To configure an Auth Events input for Splunk SIEM, perform the following procedure.

Auth Events requires Carbon Black Cloud Enterprise EDR, and it must be enabled for each policy. For more information, see Investigate - Auth Events.

Prerequisites

Configure Built-in Inputs for Splunk SIEM

Procedure

  1. In the Splunk SIEM console, in the Application Configuration menu, click the Auth Events Input tab.
  2. To create a new configuration, click the + in the top right corner of the page.
  3. Enter a name for the configuration.
  4. Select the API token that you configured in Set up Authentication and Authorization for Splunk SIEM.
    Note: Make sure that the Splunk Access Level has the required permissions specified in API Data Inputs for Auth Events API.
  5. Select the proxy that you configured in Step 4 of Configure Built-in Inputs for Splunk SIEM. If you are not using a proxy, select None.
  6. Set Lookback to 0 unless you need to retrieve data from previous days.
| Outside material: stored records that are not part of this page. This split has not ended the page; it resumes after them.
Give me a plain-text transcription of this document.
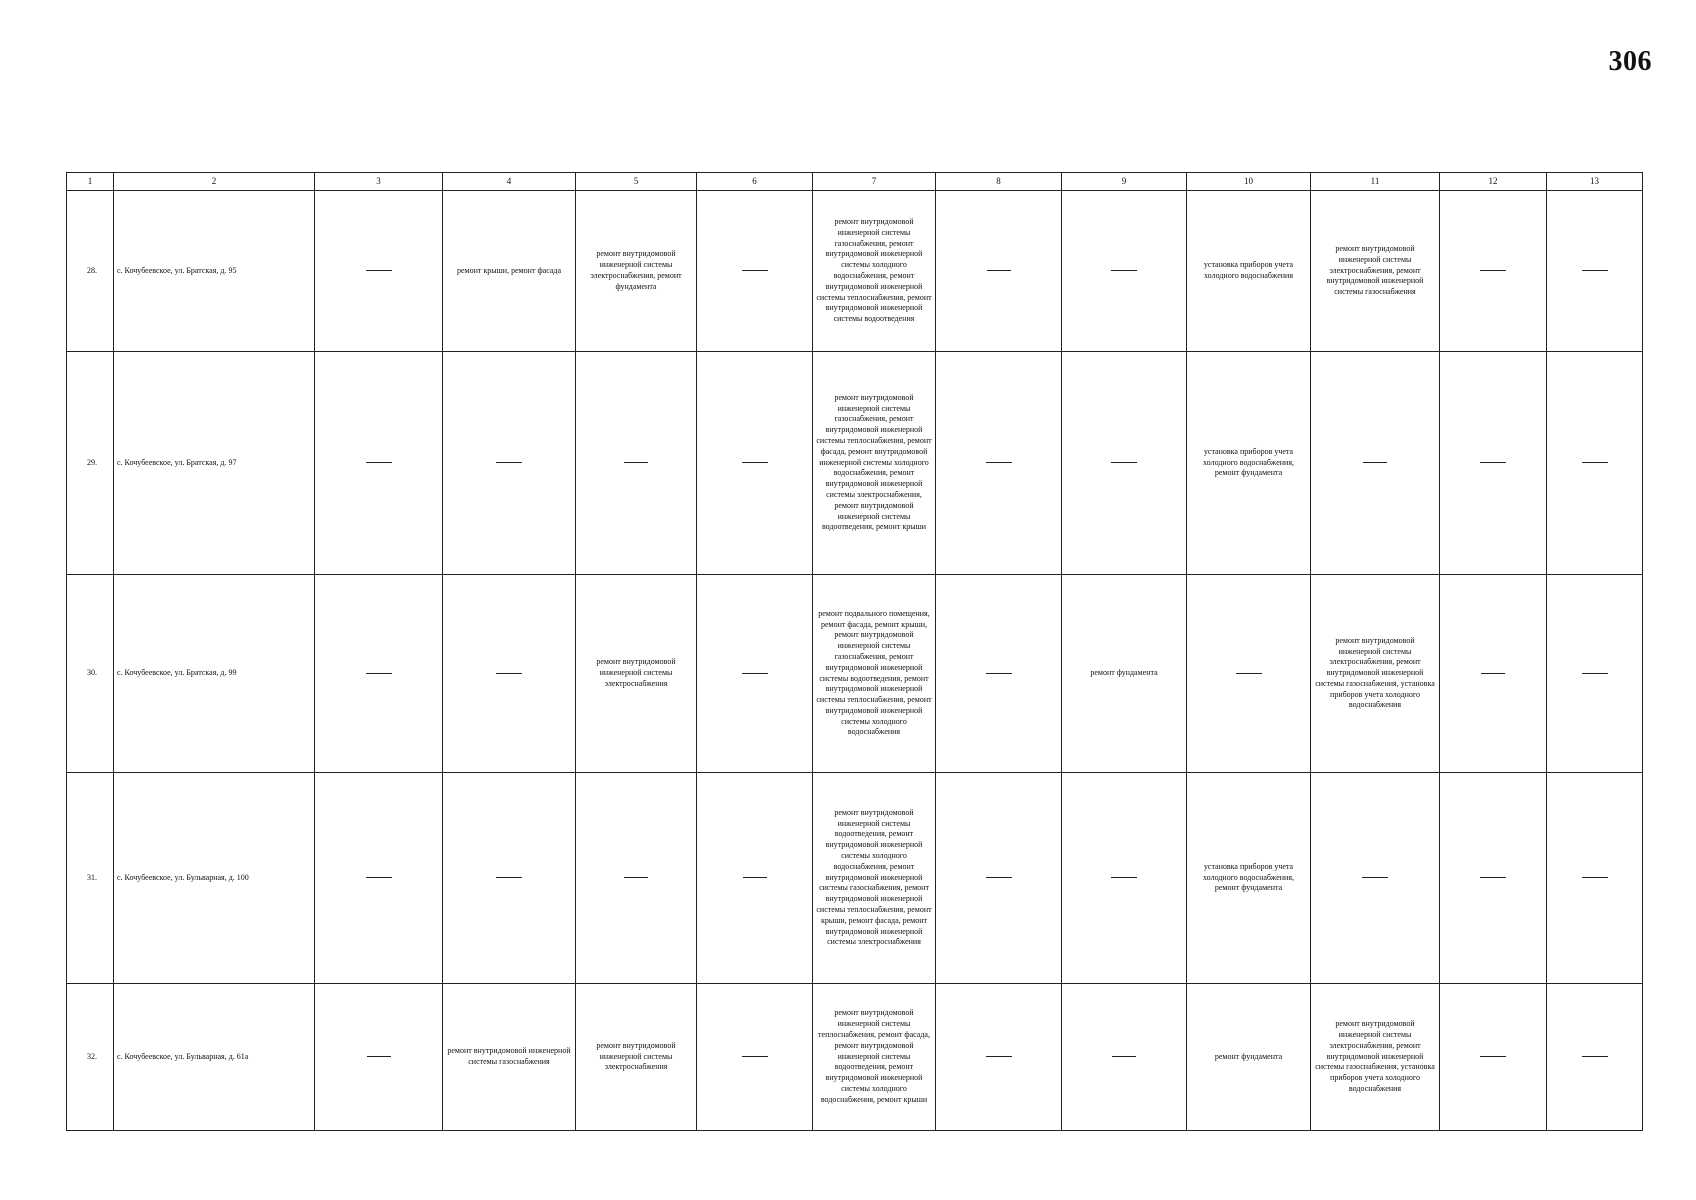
306
1	2	3	4	5	6	7	8	9	10	11	12	13
28.	с. Кочубеевское, ул. Братская, д. 95		ремонт крыши, ремонт фасада	ремонт внутридомовой инженерной системы электроснабжения, ремонт фундамента		ремонт внутридомовой инженерной системы газоснабжения, ремонт внутридомовой инженерной системы холодного водоснабжения, ремонт внутридомовой инженерной системы теплоснабжения, ремонт внутридомовой инженерной системы водоотведения			установка приборов учета холодного водоснабжения	ремонт внутридомовой инженерной системы электроснабжения, ремонт внутридомовой инженерной системы газоснабжения		
29.	с. Кочубеевское, ул. Братская, д. 97					ремонт внутридомовой инженерной системы газоснабжения, ремонт внутридомовой инженерной системы теплоснабжения, ремонт фасада, ремонт внутридомовой инженерной системы холодного водоснабжения, ремонт внутридомовой инженерной системы электроснабжения, ремонт внутридомовой инженерной системы водоотведения, ремонт крыши			установка приборов учета холодного водоснабжения, ремонт фундамента			
30.	с. Кочубеевское, ул. Братская, д. 99			ремонт внутридомовой инженерной системы электроснабжения		ремонт подвального помещения, ремонт фасада, ремонт крыши, ремонт внутридомовой инженерной системы газоснабжения, ремонт внутридомовой инженерной системы водоотведения, ремонт внутридомовой инженерной системы теплоснабжения, ремонт внутридомовой инженерной системы холодного водоснабжения		ремонт фундамента		ремонт внутридомовой инженерной системы электроснабжения, ремонт внутридомовой инженерной системы газоснабжения, установка приборов учета холодного водоснабжения		
31.	с. Кочубеевское, ул. Бульварная, д. 100					ремонт внутридомовой инженерной системы водоотведения, ремонт внутридомовой инженерной системы холодного водоснабжения, ремонт внутридомовой инженерной системы газоснабжения, ремонт внутридомовой инженерной системы теплоснабжения, ремонт крыши, ремонт фасада, ремонт внутридомовой инженерной системы электроснабжения			установка приборов учета холодного водоснабжения, ремонт фундамента			
32.	с. Кочубеевское, ул. Бульварная, д. 61а		ремонт внутридомовой инженерной системы газоснабжения	ремонт внутридомовой инженерной системы электроснабжения		ремонт внутридомовой инженерной системы теплоснабжения, ремонт фасада, ремонт внутридомовой инженерной системы водоотведения, ремонт внутридомовой инженерной системы холодного водоснабжения, ремонт крыши			ремонт фундамента	ремонт внутридомовой инженерной системы электроснабжения, ремонт внутридомовой инженерной системы газоснабжения, установка приборов учета холодного водоснабжения		
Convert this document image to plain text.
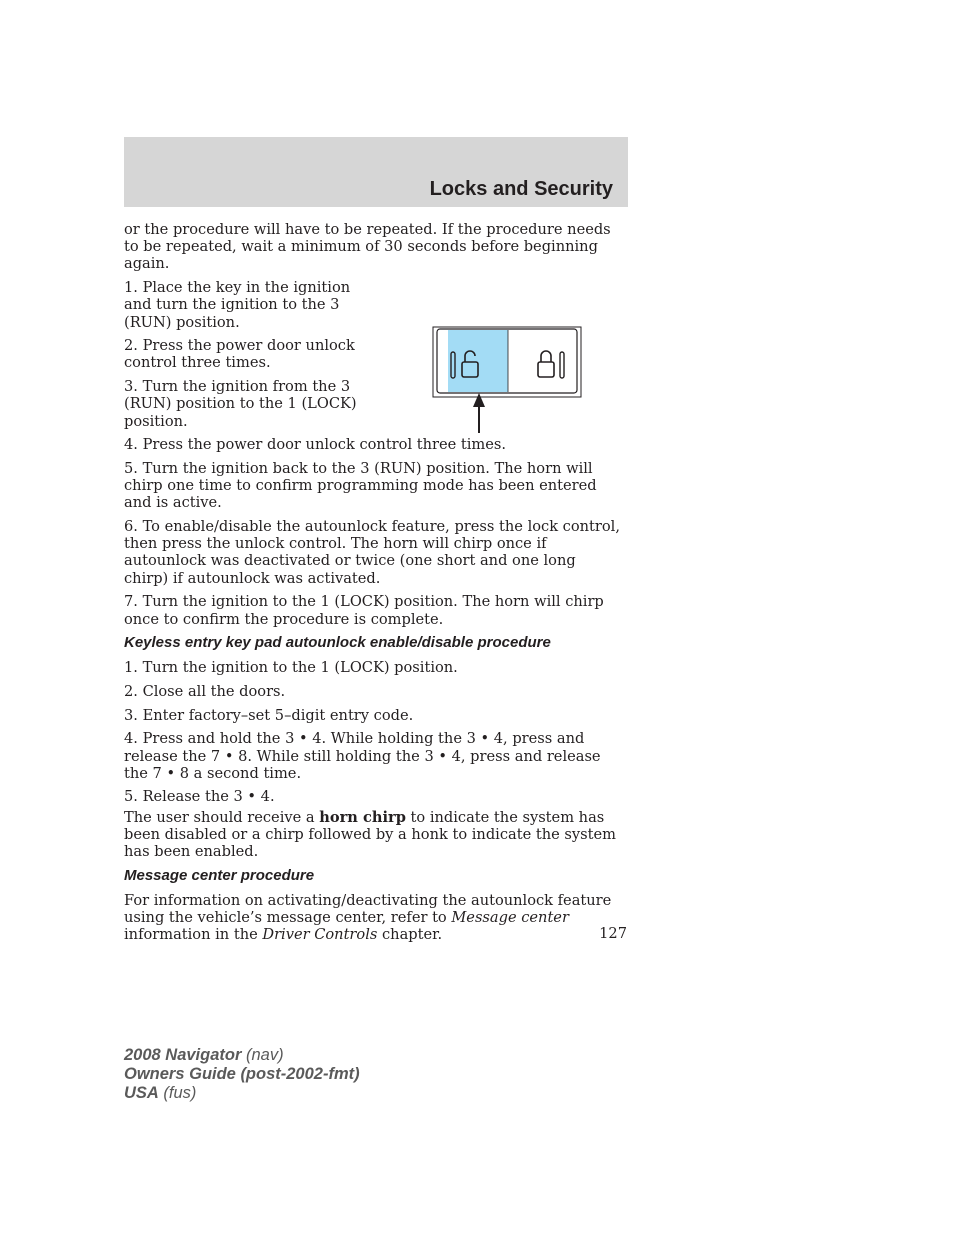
Locks and Security

or the procedure will have to be repeated. If the procedure needs to be repeated, wait a minimum of 30 seconds before beginning again.

1. Place the key in the ignition and turn the ignition to the 3 (RUN) position.

2. Press the power door unlock control three times.

3. Turn the ignition from the 3 (RUN) position to the 1 (LOCK) position.

4. Press the power door unlock control three times.

5. Turn the ignition back to the 3 (RUN) position. The horn will chirp one time to confirm programming mode has been entered and is active.

6. To enable/disable the autounlock feature, press the lock control, then press the unlock control. The horn will chirp once if autounlock was deactivated or twice (one short and one long chirp) if autounlock was activated.

7. Turn the ignition to the 1 (LOCK) position. The horn will chirp once to confirm the procedure is complete.

Keyless entry key pad autounlock enable/disable procedure

1. Turn the ignition to the 1 (LOCK) position.

2. Close all the doors.

3. Enter factory–set 5–digit entry code.

4. Press and hold the 3 • 4. While holding the 3 • 4, press and release the 7 • 8. While still holding the 3 • 4, press and release the 7 • 8 a second time.

5. Release the 3 • 4.

The user should receive a horn chirp to indicate the system has been disabled or a chirp followed by a honk to indicate the system has been enabled.

Message center procedure

For information on activating/deactivating the autounlock feature using the vehicle’s message center, refer to Message center information in the Driver Controls chapter.	127
2008 Navigator (nav)
Owners Guide (post-2002-fmt)
USA (fus)
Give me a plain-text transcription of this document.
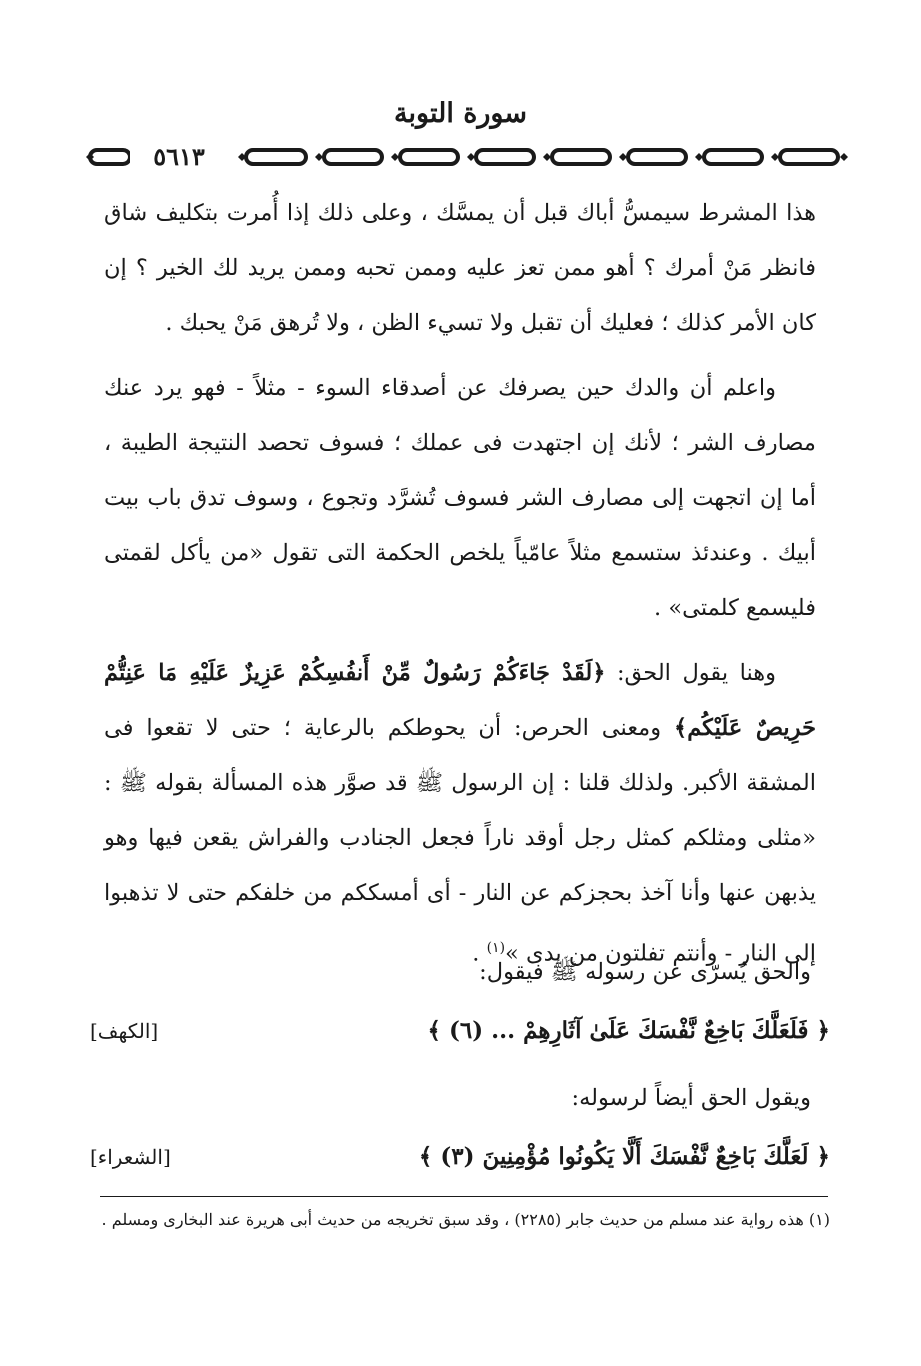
سورة التوبة
٥٦١٣

هذا المشرط سيمسُّ أباك قبل أن يمسَّك ، وعلى ذلك إذا أُمرت بتكليف شاق فانظر مَنْ أمرك ؟ أهو ممن تعز عليه وممن تحبه وممن يريد لك الخير ؟ إن كان الأمر كذلك ؛ فعليك أن تقبل ولا تسيء الظن ، ولا تُرهق مَنْ يحبك .

واعلم أن والدك حين يصرفك عن أصدقاء السوء - مثلاً - فهو يرد عنك مصارف الشر ؛ لأنك إن اجتهدت فى عملك ؛ فسوف تحصد النتيجة الطيبة ، أما إن اتجهت إلى مصارف الشر فسوف تُشرَّد وتجوع ، وسوف تدق باب بيت أبيك . وعندئذ ستسمع مثلاً عامّياً يلخص الحكمة التى تقول «من يأكل لقمتى فليسمع كلمتى» .

وهنا يقول الحق: ﴿لَقَدْ جَاءَكُمْ رَسُولٌ مِّنْ أَنفُسِكُمْ عَزِيزٌ عَلَيْهِ مَا عَنِتُّمْ حَرِيصٌ عَلَيْكُم﴾ ومعنى الحرص: أن يحوطكم بالرعاية ؛ حتى لا تقعوا فى المشقة الأكبر. ولذلك قلنا : إن الرسول ﷺ قد صوَّر هذه المسألة بقوله ﷺ : «مثلى ومثلكم كمثل رجل أوقد ناراً فجعل الجنادب والفراش يقعن فيها وهو يذبهن عنها وأنا آخذ بحجزكم عن النار - أى أمسككم من خلفكم حتى لا تذهبوا إلى النار - وأنتم تفلتون من يدى »$^{(١)}$ .

والحق يُسرّى عن رسوله ﷺ فيقول:
﴿ فَلَعَلَّكَ بَاخِعٌ نَّفْسَكَ عَلَىٰ آثَارِهِمْ ... (٦) ﴾
[الكهف]
ويقول الحق أيضاً لرسوله:
﴿ لَعَلَّكَ بَاخِعٌ نَّفْسَكَ أَلَّا يَكُونُوا مُؤْمِنِينَ (٣) ﴾
[الشعراء]
(١) هذه رواية عند مسلم من حديث جابر (٢٢٨٥) ، وقد سبق تخريجه من حديث أبى هريرة عند البخارى ومسلم .
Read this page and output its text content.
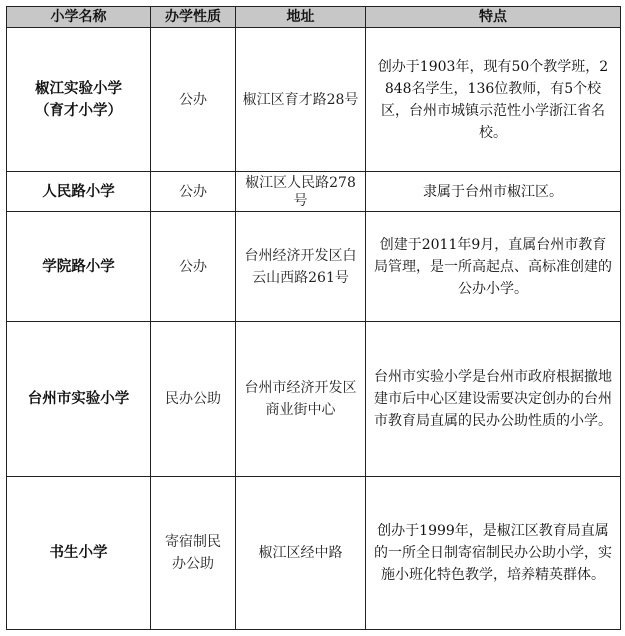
小学名称	办学性质	地址	特点
椒江实验小学（育才小学）	公办	椒江区育才路28号	创办于1903年，现有50个教学班，2848名学生，136位教师，有5个校区，台州市城镇示范性小学浙江省名校。
人民路小学	公办	椒江区人民路278号	隶属于台州市椒江区。
学院路小学	公办	台州经济开发区白云山西路261号	创建于2011年9月，直属台州市教育局管理，是一所高起点、高标准创建的公办小学。
台州市实验小学	民办公助	台州市经济开发区商业街中心	台州市实验小学是台州市政府根据撤地建市后中心区建设需要决定创办的台州市教育局直属的民办公助性质的小学。
书生小学	寄宿制民办公助	椒江区经中路	创办于1999年，是椒江区教育局直属的一所全日制寄宿制民办公助小学，实施小班化特色教学，培养精英群体。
The default value is 7 days.
  7. Set the Index to the Base Index name from Carbon Black Cloud Base Configuration; for example, carbonblackcloud.
    Note: Do not include index=.
  8. Set the Interval to the desired poll cycle. The default value is 300 seconds.
    Note: If your organization generates a significant amount of alerts, consider using the Data Forwarder option (see Data Forwarder Alerts Input Configuration for Splunk SIEM).